When I was in college, I missed an A grade on a paper, because I failed to sign my name on each page of the test paper. I lost 5%.
I lost 10% on a grade for turning the paper in late...
At the time, I thought that I was being singled out and things unfair....maybe so.
But if we have no rules or laws upheld...then what do we have?
So we are to inferr intent? Shall we then hire Psychics. perhaps they can inferr intent before we vote and we won’t need pesky laws.
Do we really want to open up the pandora’s box of allowing the law to be ignored due to intent? really?
What do you think rat lawyers would do with THAT precedent????
I think people should have to solve a couple of word problems before they vote to show that they are capable voters.
To bad they can’t copy a name from a provided list of voters to a ballot.
No they shouldn’t.
The whole point of having primaries and having names printed on the ballot is so we can avoid situation where we have to guess who the voter intended to cast the ballot for.
Otherwise why even have primaries? Why not just have one big open write in election on Nov 2nd and forget the whole primary process.
Write-in candidates seriously distorts with the established voting process and hence should be extra penalized and discouraged. People should be elected based on ballots that are certain, not based on ballots that involve any guessing. So that the eventual winner is the one we *know* had more votes, not the now we *guessed* had more votes.
Not according to the law that preexisted the election. The law says that the last name, at a minimum, must be spelled correctly.
What if they were deliberately miss-spelling her name as a protest vote against her running as a write-in?
Some people announced their intention to do so — how do you know that you aren’t stealing their protest vote if you give it to Lisa?
How could people who actually wanted Lisa miss-spell her name, when it is on the write-in sheet they could ask to see, and when she had it on commercials every day, and handed out wristbands with the name?

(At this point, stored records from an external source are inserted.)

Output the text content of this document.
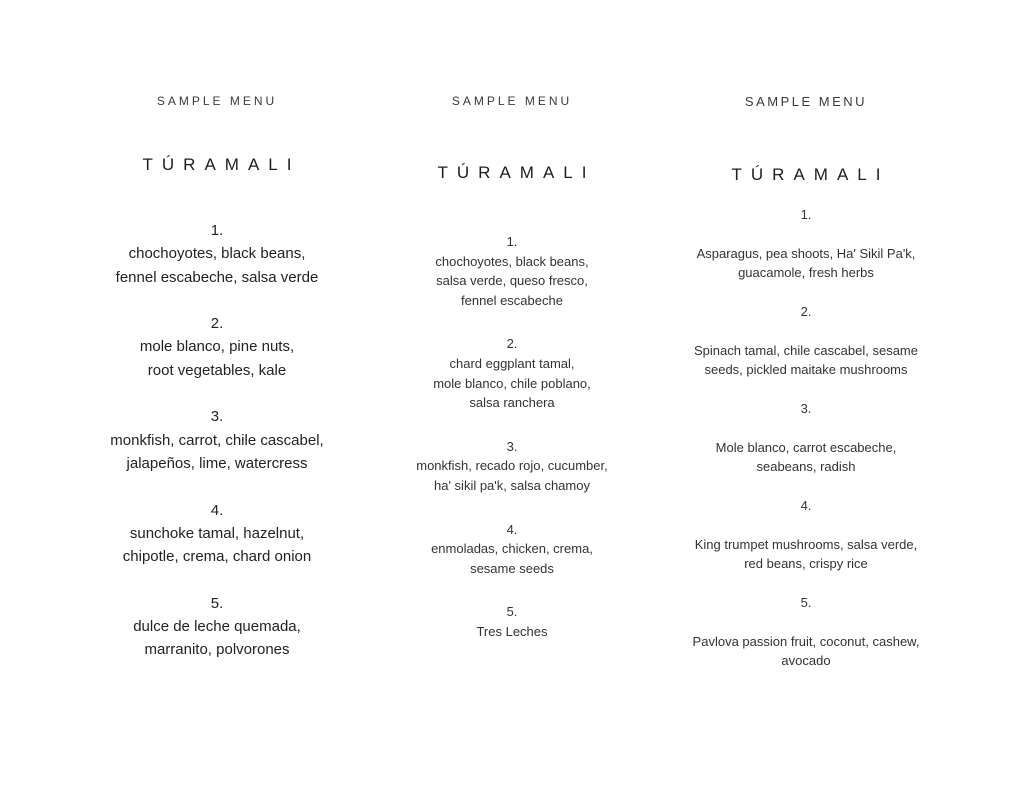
SAMPLE MENU
TÚRAMALI
1.
chochoyotes, black beans,
fennel escabeche, salsa verde
2.
mole blanco, pine nuts,
root vegetables, kale
3.
monkfish, carrot, chile cascabel,
jalapeños, lime, watercress
4.
sunchoke tamal, hazelnut,
chipotle, crema, chard onion
5.
dulce de leche quemada,
marranito, polvorones
SAMPLE MENU
TÚRAMALI
1.
chochoyotes, black beans,
salsa verde, queso fresco,
fennel escabeche
2.
chard eggplant tamal,
mole blanco, chile poblano,
salsa ranchera
3.
monkfish, recado rojo, cucumber,
ha' sikil pa'k, salsa chamoy
4.
enmoladas, chicken, crema,
sesame seeds
5.
Tres Leches
SAMPLE MENU
TÚRAMALI
1.
Asparagus, pea shoots, Ha' Sikil Pa'k,
guacamole, fresh herbs
2.
Spinach tamal, chile cascabel, sesame
seeds, pickled maitake mushrooms
3.
Mole blanco, carrot escabeche,
seabeans, radish
4.
King trumpet mushrooms, salsa verde,
red beans, crispy rice
5.
Pavlova passion fruit, coconut, cashew,
avocado
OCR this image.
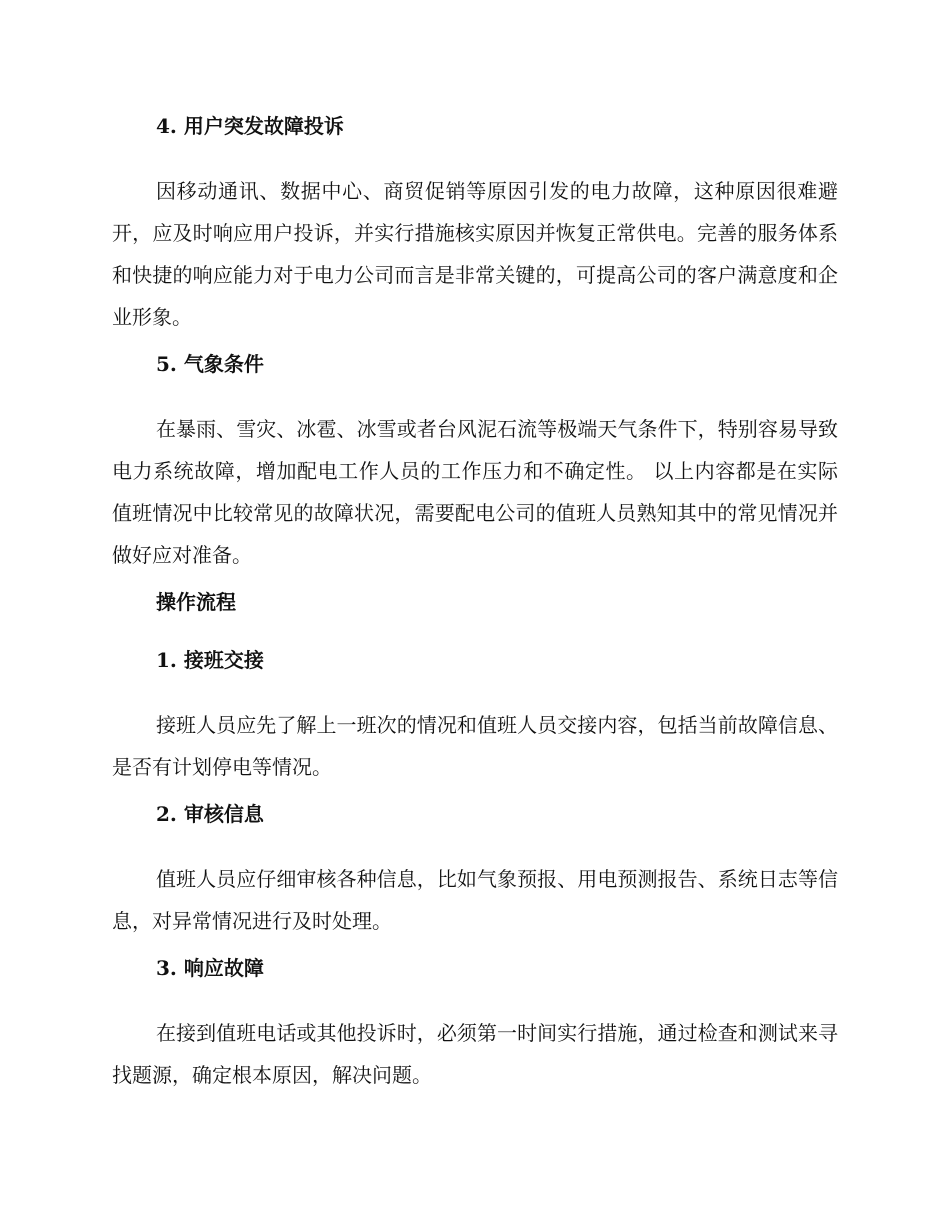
4. 用户突发故障投诉

因移动通讯、数据中心、商贸促销等原因引发的电力故障，这种原因很难避开，应及时响应用户投诉，并实行措施核实原因并恢复正常供电。完善的服务体系和快捷的响应能力对于电力公司而言是非常关键的，可提高公司的客户满意度和企业形象。

5. 气象条件

在暴雨、雪灾、冰雹、冰雪或者台风泥石流等极端天气条件下，特别容易导致电力系统故障，增加配电工作人员的工作压力和不确定性。 以上内容都是在实际值班情况中比较常见的故障状况，需要配电公司的值班人员熟知其中的常见情况并做好应对准备。

操作流程
1. 接班交接

接班人员应先了解上一班次的情况和值班人员交接内容，包括当前故障信息、是否有计划停电等情况。

2. 审核信息

值班人员应仔细审核各种信息，比如气象预报、用电预测报告、系统日志等信息，对异常情况进行及时处理。

3. 响应故障

在接到值班电话或其他投诉时，必须第一时间实行措施，通过检查和测试来寻找题源，确定根本原因，解决问题。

Alaska makes it hard for write-in candidates, because they want to support the primary system. They make the write-ins register the name they want to use, and then make people vote using that name.
How do elections officials know that the voter didn’t intend to vote for an old family friend named Herbert Mercowski, but didn’t realize the write-in vote had to be for someone on the official list of write-in names (even though posting such a list inside the polling place violates Alaska elections law)?
if we toss out the law then those miller write in votes should count too.